I observed the birth of my two children and two of my three grandchildren, and its always awesome and amazing how a gray, wriggling, slimy body turns to a pink, little human in just a few minutes.
Ezras father predicted a Valentines Day baby, though he was due Feb. 23. Interestingly, his sister, Ella, was born on the 4th of July 2006. Their mom was born on a Halloween, and this year their father has his birthday on Thanksgiving. So the four of them have to share the birthdays with holidays that are mostly known for gluttony and sweets. One friend noted this: One is a little pumpkin, one is a little firecracker and one is a little cupid. What does that make the father?

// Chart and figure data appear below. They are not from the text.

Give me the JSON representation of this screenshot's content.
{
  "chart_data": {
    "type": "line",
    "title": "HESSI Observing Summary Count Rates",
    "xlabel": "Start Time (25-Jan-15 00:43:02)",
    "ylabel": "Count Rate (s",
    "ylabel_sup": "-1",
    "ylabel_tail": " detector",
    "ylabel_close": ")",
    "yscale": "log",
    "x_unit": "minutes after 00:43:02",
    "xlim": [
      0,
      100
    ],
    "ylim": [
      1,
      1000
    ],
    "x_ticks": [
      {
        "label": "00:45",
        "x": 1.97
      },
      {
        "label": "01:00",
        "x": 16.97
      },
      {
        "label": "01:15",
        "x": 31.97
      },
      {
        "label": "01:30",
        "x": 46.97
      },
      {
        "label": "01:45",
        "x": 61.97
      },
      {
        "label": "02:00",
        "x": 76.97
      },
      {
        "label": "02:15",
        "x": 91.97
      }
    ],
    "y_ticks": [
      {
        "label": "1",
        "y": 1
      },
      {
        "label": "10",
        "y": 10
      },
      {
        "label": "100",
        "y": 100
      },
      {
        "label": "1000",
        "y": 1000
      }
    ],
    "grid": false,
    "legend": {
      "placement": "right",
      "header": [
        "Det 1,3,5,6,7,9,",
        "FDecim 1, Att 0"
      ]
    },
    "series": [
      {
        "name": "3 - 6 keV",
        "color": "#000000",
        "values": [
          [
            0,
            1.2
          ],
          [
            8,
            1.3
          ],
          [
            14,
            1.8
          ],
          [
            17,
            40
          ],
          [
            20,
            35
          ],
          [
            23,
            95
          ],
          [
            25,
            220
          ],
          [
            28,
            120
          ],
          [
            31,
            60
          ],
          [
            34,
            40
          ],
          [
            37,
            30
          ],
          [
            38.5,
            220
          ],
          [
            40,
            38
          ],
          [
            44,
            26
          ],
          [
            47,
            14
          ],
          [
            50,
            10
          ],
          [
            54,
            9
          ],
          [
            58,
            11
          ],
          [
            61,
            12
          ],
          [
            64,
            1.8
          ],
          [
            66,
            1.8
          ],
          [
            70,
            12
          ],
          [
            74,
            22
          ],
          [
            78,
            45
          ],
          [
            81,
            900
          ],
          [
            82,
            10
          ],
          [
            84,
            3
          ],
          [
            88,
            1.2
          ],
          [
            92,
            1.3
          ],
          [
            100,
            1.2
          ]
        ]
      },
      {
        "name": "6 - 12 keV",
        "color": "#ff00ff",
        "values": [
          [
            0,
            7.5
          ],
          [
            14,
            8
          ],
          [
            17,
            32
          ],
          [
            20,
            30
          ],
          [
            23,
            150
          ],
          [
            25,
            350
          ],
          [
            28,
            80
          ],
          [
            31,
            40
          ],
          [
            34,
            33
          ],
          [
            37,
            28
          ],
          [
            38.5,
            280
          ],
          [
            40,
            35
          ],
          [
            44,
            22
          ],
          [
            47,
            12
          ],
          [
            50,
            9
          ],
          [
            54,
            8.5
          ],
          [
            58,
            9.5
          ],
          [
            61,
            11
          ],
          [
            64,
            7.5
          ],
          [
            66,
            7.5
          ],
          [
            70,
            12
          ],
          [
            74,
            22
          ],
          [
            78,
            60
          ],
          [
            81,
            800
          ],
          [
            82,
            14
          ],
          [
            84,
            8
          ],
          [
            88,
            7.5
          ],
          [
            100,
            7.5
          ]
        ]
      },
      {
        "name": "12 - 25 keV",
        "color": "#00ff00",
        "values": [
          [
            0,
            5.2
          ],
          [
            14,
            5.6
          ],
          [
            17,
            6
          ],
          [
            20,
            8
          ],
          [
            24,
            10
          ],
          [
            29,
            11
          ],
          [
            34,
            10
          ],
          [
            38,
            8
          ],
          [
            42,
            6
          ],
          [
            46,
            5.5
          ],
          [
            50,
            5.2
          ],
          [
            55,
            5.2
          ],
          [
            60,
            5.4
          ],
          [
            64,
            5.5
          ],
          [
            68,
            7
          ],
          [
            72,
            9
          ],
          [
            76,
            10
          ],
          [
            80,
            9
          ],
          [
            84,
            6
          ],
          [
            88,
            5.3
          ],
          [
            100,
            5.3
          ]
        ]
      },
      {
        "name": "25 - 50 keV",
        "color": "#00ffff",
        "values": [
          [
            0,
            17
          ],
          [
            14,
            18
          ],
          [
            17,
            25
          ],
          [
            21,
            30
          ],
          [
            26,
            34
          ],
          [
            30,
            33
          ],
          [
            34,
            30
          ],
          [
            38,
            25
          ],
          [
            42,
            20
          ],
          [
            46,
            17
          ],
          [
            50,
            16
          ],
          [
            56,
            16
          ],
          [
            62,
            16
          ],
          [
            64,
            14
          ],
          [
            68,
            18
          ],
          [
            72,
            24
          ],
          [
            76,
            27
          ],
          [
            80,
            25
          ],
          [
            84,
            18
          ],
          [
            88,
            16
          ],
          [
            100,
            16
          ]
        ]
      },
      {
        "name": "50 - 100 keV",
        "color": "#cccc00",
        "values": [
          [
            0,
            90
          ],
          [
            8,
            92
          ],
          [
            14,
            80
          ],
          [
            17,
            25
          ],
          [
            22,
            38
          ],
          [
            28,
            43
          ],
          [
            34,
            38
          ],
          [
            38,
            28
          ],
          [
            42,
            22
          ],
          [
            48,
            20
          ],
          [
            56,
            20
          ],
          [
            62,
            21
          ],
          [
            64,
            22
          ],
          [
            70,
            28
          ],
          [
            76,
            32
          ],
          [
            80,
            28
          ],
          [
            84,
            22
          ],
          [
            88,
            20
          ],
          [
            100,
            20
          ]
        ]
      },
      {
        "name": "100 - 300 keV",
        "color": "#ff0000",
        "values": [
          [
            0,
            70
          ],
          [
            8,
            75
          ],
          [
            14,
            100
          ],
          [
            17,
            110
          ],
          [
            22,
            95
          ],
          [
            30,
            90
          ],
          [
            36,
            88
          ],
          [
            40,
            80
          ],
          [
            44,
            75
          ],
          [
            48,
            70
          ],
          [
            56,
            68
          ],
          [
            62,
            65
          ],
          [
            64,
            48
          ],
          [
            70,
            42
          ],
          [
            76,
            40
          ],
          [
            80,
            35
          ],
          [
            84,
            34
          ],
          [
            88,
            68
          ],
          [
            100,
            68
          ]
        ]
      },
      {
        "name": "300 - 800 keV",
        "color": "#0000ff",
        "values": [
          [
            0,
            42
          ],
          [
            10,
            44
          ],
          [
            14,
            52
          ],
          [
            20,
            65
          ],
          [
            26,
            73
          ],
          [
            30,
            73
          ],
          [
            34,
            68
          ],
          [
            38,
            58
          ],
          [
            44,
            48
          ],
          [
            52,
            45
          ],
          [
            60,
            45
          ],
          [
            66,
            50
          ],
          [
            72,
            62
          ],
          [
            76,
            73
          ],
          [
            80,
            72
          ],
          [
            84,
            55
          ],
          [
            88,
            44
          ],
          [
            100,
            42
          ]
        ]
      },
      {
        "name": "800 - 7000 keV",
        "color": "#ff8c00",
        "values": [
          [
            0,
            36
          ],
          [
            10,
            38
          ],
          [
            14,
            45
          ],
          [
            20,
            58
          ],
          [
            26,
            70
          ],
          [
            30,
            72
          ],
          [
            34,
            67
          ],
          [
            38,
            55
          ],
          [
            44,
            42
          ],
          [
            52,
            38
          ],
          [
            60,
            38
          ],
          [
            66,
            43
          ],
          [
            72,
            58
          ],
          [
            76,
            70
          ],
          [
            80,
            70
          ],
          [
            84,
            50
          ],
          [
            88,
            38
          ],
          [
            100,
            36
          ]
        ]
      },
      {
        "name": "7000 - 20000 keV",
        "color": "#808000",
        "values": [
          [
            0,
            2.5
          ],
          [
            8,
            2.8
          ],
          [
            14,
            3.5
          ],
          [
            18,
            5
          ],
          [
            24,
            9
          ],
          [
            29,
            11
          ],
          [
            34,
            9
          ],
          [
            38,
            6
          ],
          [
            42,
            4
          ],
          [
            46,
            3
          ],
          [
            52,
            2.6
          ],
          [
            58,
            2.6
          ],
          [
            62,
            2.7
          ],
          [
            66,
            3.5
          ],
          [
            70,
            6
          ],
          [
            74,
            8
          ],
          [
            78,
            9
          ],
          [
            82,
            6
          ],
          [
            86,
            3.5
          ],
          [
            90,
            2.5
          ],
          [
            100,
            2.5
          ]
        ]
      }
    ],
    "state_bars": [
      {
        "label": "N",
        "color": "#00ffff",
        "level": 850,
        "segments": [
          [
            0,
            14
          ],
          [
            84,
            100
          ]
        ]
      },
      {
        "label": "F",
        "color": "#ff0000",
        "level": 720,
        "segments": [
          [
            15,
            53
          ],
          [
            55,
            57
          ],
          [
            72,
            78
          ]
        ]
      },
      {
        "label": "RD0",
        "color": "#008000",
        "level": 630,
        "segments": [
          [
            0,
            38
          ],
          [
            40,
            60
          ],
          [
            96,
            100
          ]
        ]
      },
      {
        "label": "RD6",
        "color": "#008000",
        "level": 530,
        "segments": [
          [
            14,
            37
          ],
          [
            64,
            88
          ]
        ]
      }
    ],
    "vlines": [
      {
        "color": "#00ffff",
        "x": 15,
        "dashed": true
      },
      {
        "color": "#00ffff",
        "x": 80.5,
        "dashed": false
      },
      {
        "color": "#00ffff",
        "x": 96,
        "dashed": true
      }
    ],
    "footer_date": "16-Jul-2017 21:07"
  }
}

My wife says she might be responsible for the gravitation to holidays: She was born on a Good Friday.
We are glad they werent multiple births, something that runs in the family: I am a twin, my maternal grandmother (a twin) was in a family of 11 children that had three sets of twins. And my father-in-law was a triplet.
Our son and wife expect their second child next month, also a boy.
Our new grandson has a stalwart Bible name Ezra. Its different, as baby names go. Ezra was the priest and scholar of the Jewish people revered as the restorer and the last author of the Torah after the return of the Jewish exiles from Babylonia. The Encyclopedia Americana says there is no consensus as to when he lived and that some scholars believe Ezra was a fictional creation. Ezra is the 15th book of the standard Bible, between 2nd Chronicles and Nehemiah. It contains history of the Jews from 538 B.C.E to 432 B.C.E. My thick reference, The New Encyclopedia of Judaism says rabbinical tradition holds Ezra in great respect. He is considered to have been on a level with Moses in his knowledge of the Torah. Another source called him like a minister for Jewish affairs to teach the Jewish law and ensure that the Jews kept the Persian law.
Our prayer is that Ezra has a rich life, a life of purpose and meaning, one filled with love and learning. He enters a world of peril and in a nation finding itself through troubled dark times. Yet, we are full of anticipation of the adventure for his family getting to know him, enveloping him into their lives and to heaping love onto him. New life is an unfathomable blessing. May God make Ezra an instrument of good and that he will know freedom and justice and can grow up and excel in a day when this world is finally capable of recognizing how precious life is and what true peace can bring.